The Bridal Bouquet Toss
At its inception, the bouquet formed part of the wreaths and garlands worn by both the bride and groom. It was considered a symbol of happiness. Today the practice of tossing the bouquet is an offshoot of throwing the garter. The single woman who catches the bouquet is believed to be the next to marry.

The Wedding Day Garter Toss

Throwing the garter began in France when pieces of the bridal attire were considered lucky. The bride would throw the garter to the guests at the wedding and whoever caught it could expect good luck. The groom traditionally removes the garter from the bride and throws it to the unmarried men. The man who catches it is thought to be the next to marry. At some weddings the man who catches the garter will place it on the leg of the lady who caught the bouquet or they may start the next dance. It is also common for the recipients of the bouquet and garter to have a photograph taken with the bride and groom. The garter is placed on the bride’s right leg, just above the knee.

Wedding Reception Speeches and Toasts
Wedding toasts were originally a French custom. Bread was placed in a wine glass and passed around to the guests. The first person to reach the bread was expected to enjoy good luck. Toasts are traditionally given males of the importance: the father of the bride, the groom and the best man. The order of these toasts varies culturally, and today can be chosen by the bride and groom themselves, or together with their families.

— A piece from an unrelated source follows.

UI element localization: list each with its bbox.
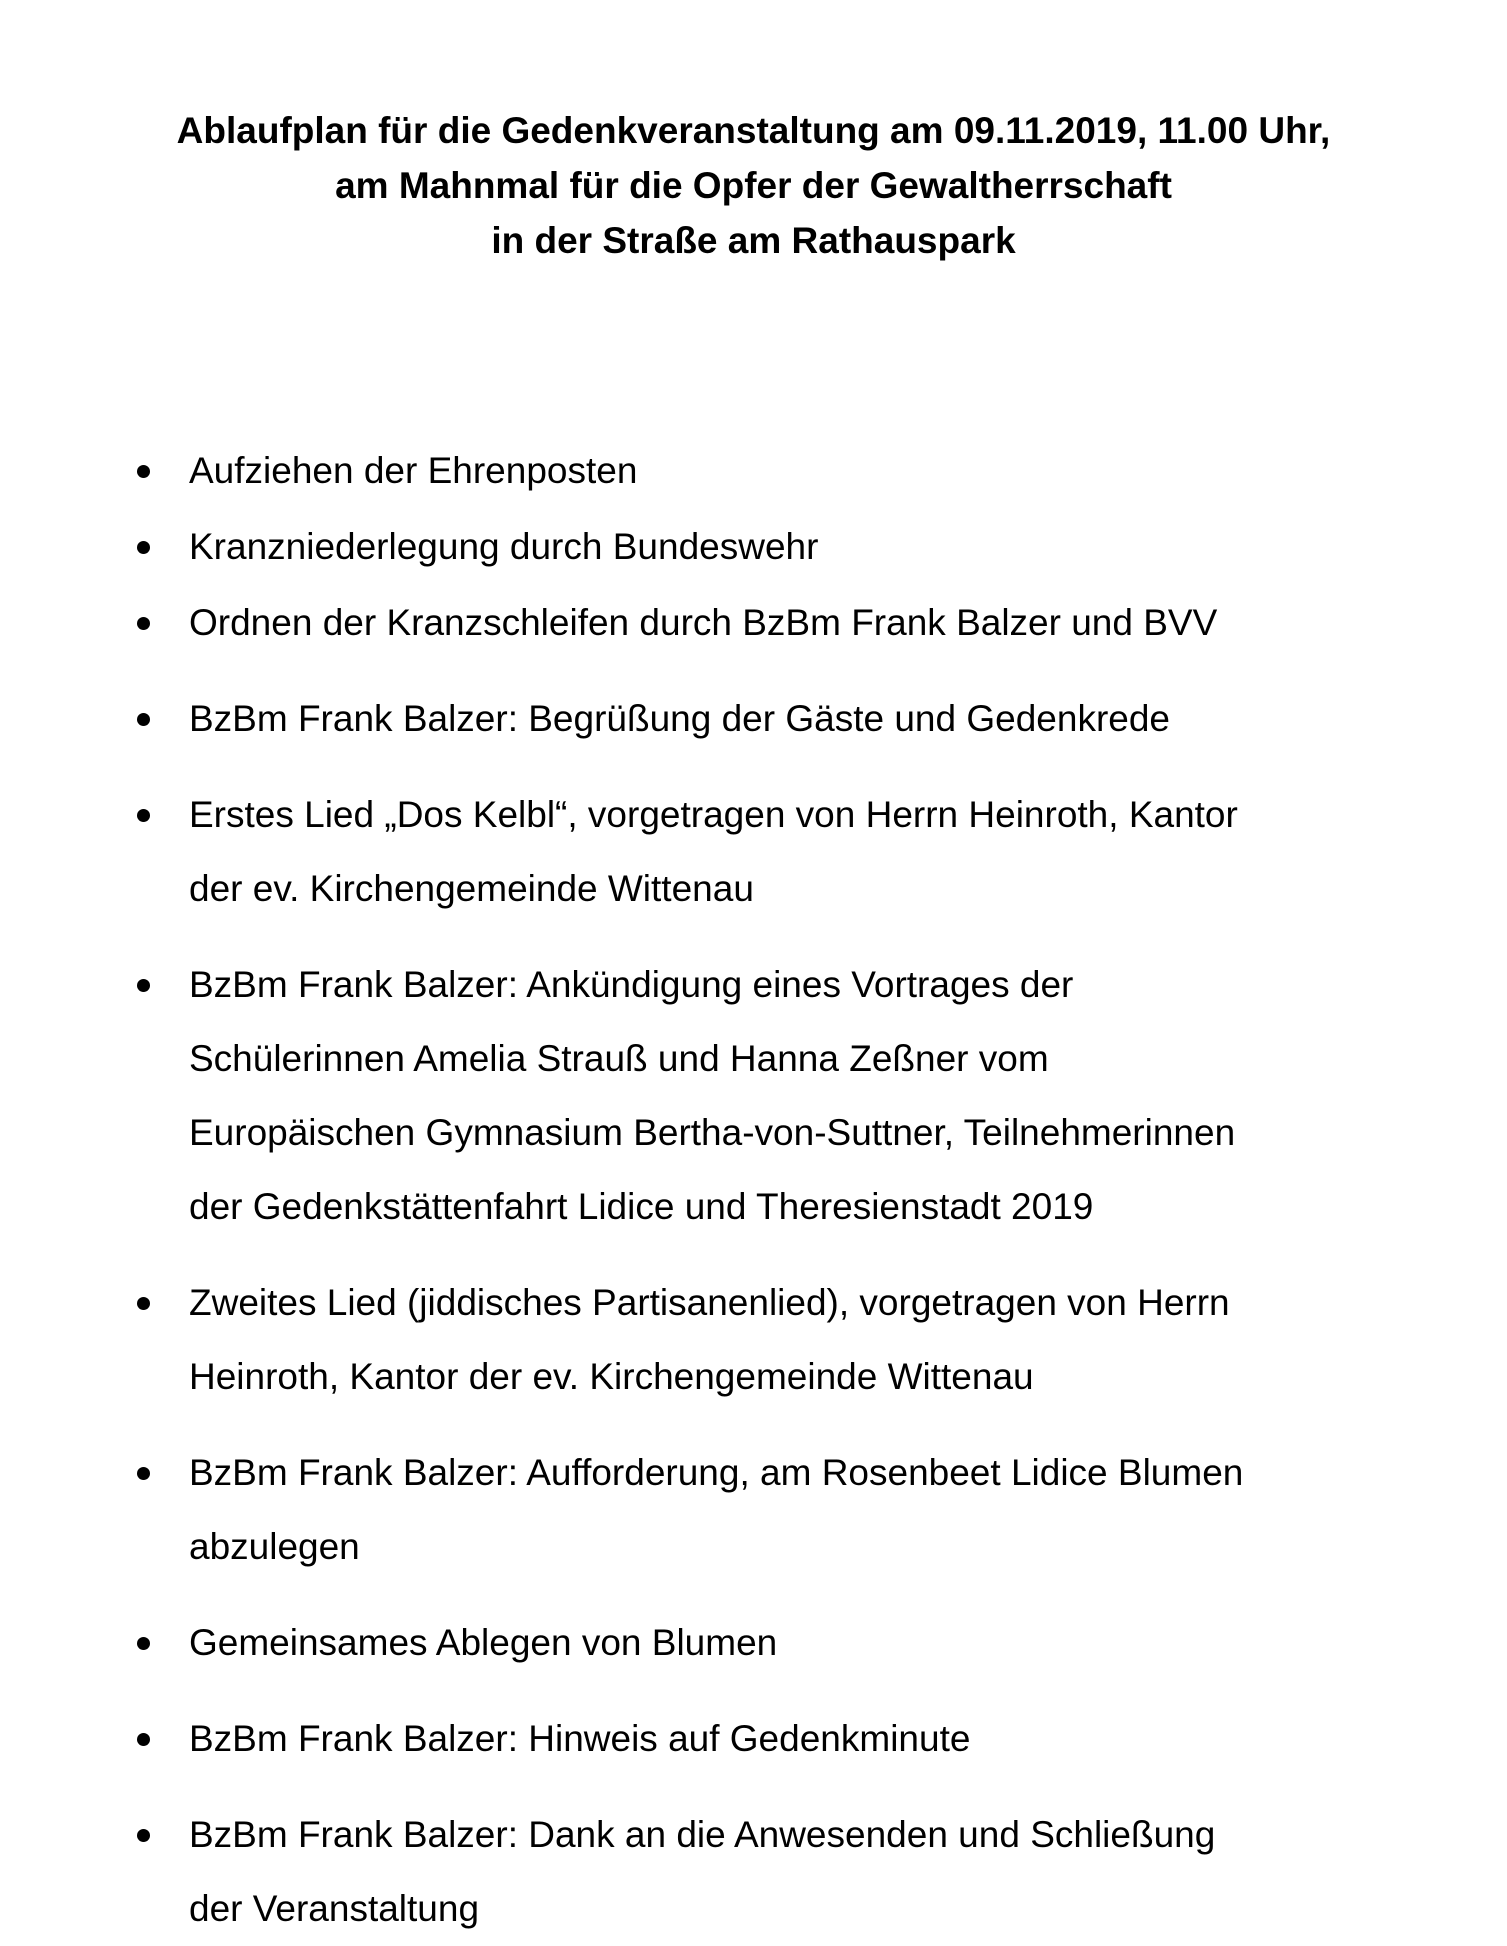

Anyone may propose a toast at the ceremony. Most people proposing a toast will want to have time to prepare and rehearse their speeches, so the person giving the toasts should be approached well before the wedding day. The groom and the father of the bride usually give very thoughtful and emotional speeches, while the best man often chooses to be rather comical, and perhaps not always tasteful. If this is of concern, discuss this beforehand to prevent any embarrassment. Speeches should be short, sincere and discriminating. Humour, in good taste, can make a speech!